Volta a causar preocupação o nível de dificuldade da população em honrar as suas dívidas. É uma angústia para os próprios cidadãos em apuros financeiros e um fator a mais a dificultar a retomada da economia, por enfraquecer o consumo. Dados da Federação do Comércio de Bens e de Serviços do Estado (Fecomércio-RS) apontam que, em janeiro, 36,4% das famílias de Porto Alegre estavam inadimplentes. É o maior percentual para o mês dos últimos cinco anos e 0,3 ponto percentual acima de dezembro.
No curtíssimo prazo, aguarda-se para conhecer os detalhes do programa Desenrola, prometido pelo governo federal
Pode parecer pequena a variação ante o último mês de 2022. O início do ano também é um período de gastos extras, como IPTU e relacionados à volta às aulas. Mas deve-se levar em conta que a conjuntura que contribui para essa situação persiste. Não é um problema da Capital ou do Estado, mas de todo o país. A inflação segue alta e resiliente. Os juros estão em patamares estratosféricos. A atividade econômica dá sinais de arrefecimento e, apesar da melhora do mercado de trabalho nos últimos meses, os ganhos dos trabalhadores não avançam a ponto de fazer frente ao aumento dos preços.
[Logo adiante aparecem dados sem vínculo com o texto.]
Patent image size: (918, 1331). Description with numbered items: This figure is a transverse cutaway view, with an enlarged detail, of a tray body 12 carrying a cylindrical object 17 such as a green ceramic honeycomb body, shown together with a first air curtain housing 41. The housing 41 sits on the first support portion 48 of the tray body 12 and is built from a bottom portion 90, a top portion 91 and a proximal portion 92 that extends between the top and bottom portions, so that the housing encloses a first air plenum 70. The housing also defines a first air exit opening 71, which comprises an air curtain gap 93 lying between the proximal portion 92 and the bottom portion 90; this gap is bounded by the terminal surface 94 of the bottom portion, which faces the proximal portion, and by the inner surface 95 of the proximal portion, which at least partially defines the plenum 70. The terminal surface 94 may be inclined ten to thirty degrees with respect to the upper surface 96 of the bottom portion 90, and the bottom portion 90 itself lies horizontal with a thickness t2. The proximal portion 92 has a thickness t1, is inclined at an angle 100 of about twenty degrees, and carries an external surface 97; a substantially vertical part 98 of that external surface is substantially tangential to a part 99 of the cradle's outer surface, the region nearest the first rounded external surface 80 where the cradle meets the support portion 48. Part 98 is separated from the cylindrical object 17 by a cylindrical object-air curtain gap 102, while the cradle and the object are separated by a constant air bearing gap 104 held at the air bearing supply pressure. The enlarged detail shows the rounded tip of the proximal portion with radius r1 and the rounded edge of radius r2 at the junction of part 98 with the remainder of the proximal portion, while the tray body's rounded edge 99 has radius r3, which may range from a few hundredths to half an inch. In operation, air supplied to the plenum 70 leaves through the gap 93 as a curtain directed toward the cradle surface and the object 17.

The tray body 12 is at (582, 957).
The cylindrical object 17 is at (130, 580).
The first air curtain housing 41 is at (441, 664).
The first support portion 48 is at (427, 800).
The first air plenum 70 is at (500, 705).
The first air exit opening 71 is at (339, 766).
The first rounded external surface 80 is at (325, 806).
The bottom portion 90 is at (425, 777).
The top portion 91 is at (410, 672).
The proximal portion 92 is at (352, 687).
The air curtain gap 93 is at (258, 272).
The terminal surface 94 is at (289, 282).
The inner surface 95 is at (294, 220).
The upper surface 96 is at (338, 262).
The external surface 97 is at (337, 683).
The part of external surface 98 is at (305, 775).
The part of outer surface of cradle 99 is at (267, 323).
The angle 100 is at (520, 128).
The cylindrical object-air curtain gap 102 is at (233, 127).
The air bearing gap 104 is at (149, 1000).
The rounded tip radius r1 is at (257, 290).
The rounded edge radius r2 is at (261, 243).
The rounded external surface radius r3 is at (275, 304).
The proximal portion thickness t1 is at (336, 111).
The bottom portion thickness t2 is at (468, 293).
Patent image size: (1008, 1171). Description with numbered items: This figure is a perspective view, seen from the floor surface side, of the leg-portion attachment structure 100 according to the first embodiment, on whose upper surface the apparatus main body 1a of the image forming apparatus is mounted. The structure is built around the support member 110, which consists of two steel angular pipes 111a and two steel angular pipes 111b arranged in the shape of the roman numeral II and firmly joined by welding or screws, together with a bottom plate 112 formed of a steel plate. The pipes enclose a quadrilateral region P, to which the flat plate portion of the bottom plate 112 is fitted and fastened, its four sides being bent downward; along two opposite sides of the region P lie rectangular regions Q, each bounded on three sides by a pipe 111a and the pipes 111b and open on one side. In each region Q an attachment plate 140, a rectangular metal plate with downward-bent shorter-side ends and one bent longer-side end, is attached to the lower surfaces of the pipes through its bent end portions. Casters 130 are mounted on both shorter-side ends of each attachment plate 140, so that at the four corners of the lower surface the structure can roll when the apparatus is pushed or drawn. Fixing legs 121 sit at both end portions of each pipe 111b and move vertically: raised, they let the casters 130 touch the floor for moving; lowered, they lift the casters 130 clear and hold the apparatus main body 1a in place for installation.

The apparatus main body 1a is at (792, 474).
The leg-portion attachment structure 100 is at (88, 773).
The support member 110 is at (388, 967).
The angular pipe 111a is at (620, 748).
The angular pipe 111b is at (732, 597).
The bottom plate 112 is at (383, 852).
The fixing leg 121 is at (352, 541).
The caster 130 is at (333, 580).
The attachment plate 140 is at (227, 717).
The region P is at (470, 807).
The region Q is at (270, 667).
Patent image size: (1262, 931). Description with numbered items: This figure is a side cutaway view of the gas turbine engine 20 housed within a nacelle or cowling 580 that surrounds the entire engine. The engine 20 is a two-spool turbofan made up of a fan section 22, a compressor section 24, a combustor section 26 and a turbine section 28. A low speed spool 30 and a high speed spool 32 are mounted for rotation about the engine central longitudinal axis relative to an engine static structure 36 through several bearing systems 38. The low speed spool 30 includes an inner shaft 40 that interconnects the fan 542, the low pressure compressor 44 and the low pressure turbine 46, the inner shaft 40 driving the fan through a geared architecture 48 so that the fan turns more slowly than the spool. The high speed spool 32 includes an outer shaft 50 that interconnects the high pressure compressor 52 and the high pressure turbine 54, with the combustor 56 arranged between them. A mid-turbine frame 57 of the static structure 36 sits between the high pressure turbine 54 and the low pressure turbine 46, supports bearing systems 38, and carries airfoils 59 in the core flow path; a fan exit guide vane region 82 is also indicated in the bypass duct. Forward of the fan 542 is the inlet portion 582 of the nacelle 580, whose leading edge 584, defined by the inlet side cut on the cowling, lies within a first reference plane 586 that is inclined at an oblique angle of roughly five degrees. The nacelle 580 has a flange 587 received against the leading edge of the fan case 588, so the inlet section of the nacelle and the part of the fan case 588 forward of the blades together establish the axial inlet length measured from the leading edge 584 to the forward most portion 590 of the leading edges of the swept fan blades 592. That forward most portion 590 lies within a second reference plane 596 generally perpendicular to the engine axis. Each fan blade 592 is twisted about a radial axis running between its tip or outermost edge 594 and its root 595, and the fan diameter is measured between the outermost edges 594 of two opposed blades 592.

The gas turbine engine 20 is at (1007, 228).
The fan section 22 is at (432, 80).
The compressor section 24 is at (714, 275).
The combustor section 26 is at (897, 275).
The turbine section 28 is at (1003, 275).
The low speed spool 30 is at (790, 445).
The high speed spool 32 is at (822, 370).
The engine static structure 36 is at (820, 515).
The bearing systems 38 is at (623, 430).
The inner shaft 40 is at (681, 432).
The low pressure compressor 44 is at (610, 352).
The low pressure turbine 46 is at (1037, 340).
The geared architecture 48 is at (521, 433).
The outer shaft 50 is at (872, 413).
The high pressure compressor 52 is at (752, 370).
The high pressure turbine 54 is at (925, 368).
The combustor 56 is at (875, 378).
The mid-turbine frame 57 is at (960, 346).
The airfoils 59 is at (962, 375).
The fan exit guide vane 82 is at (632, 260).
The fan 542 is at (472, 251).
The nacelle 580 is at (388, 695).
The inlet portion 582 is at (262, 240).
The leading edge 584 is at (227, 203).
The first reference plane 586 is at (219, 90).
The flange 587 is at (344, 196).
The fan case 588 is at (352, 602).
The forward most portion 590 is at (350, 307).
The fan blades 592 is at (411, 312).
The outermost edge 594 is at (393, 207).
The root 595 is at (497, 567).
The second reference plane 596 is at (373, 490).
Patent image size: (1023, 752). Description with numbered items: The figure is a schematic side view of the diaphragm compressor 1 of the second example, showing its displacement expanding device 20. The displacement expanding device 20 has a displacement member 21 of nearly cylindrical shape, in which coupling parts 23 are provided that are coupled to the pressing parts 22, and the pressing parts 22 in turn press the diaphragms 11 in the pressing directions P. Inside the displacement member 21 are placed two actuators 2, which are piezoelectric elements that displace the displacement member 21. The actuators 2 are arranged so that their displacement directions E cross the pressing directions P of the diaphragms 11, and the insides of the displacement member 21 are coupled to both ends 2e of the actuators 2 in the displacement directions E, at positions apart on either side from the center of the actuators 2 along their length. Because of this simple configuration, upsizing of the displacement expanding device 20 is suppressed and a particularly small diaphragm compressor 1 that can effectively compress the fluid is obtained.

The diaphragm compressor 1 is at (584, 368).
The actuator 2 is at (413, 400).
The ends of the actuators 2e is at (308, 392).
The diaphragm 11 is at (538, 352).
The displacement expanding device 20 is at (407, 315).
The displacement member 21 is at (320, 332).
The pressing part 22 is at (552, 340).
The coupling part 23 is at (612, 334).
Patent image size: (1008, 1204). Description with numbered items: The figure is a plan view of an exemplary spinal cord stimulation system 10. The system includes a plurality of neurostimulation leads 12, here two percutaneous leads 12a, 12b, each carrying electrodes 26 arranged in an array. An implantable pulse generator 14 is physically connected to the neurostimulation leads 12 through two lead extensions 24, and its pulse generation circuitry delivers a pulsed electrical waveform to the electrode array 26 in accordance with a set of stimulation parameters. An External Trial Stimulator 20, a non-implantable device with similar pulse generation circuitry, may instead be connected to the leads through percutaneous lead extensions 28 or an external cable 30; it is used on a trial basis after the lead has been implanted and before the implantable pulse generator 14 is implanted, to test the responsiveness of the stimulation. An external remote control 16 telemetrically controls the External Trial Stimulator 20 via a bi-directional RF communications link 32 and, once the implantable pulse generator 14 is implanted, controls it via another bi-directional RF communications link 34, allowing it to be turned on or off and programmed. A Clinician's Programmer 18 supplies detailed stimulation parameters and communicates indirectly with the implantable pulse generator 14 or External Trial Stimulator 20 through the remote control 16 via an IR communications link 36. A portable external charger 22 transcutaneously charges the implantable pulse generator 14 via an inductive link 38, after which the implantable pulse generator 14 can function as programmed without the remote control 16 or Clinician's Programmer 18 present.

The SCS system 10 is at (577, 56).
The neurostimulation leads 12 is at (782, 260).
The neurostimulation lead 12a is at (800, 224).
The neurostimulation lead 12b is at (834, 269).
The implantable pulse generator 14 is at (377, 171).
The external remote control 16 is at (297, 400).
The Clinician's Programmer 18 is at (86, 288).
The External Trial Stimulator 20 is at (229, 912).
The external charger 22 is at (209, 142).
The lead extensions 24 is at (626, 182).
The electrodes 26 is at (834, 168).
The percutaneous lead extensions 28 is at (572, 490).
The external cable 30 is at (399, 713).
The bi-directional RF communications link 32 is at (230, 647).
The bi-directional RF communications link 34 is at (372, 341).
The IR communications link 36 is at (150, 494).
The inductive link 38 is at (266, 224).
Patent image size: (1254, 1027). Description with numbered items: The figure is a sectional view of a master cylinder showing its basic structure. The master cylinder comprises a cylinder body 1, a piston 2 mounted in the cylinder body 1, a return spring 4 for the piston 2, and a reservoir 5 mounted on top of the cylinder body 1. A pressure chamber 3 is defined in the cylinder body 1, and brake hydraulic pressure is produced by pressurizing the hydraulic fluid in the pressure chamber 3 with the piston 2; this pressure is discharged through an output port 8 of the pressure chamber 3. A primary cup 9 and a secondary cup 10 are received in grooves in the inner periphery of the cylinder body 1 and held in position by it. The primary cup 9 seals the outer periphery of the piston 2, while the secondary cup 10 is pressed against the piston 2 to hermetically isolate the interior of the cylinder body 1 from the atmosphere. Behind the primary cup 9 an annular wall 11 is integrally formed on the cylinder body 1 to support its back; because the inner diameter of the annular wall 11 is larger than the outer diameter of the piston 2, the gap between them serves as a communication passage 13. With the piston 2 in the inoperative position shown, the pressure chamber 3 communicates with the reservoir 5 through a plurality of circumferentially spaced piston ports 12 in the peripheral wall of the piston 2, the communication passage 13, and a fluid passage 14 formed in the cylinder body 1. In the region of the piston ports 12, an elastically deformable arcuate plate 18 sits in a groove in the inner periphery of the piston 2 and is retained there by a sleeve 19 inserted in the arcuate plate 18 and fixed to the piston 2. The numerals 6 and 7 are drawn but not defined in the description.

Sabe-se que uma inflação elevada corrói o poder de compra e diminui a renda disponível para consumo.
É um quadro que fica ainda mais dramático para quem tem dívidas e, pior, enfrenta dificuldade de quitá-las. Os juros altos tornam as condições financeiras desses compromissos mais sufocantes e, assim, a bola de neve vai se avolumando. Para as famílias de baixa renda, as dificuldades ficam ainda mais patentes devido ao custo para se alimentar. Observe-se que, pelo IPCA-15, enquanto o índice geral tem alta de 5,63% em 12 meses até janeiro, a variação dos alimentos e bebidas é de 10,61% – quase o dobro.
A solução para essa circunstância é complexa e deve ser conjugada. Passa pela melhora do ambiente macroeconômico. Uma maior segurança quanto à sustentabilidade das contas públicas seria capaz de fazer a inflação ceder no médio prazo, criando espaço para o Banco Central (BC) começar a cortar juro. Isso faria os agentes econômicos retomarem a confiança no reaquecimento da atividade, descortinando um novo círculo virtuoso.
No curtíssimo prazo, aguarda-se para conhecer os detalhes do programa Desenrola, prometido pelo governo federal. A previsão era apresentar a iniciativa até o final de fevereiro, mas o tema sumiu do noticiário nas últimas semanas. Foi um dos principais compromissos da campanha eleitoral do presidente Luiz Inácio Lula da Silva. Pelas informações disponíveis, será voltado para a população que ganha até dois salários mínimos e com débitos vencidos há mais de 180 dias ao final do ano passado. Assim, poderia beneficiar cerca de 50 milhões dos 70 milhões de brasileiros hoje negativados.
O ministro da Fazenda, Fernando Haddad, chegou a declarar que o programa estava formatado, aguardando apenas a apreciação e a aprovação de Lula. Pelo jeito, diante de outras premências, o tema não se tornou tão urgente assim. Mas deveria ser, para dar um respiro a milhões de brasileiros inadimplentes. No entanto, a solução definitiva passa por um novo ciclo de crescimento da economia, duradouro e inclusivo. Caso contrário, pode ser um alívio fugaz.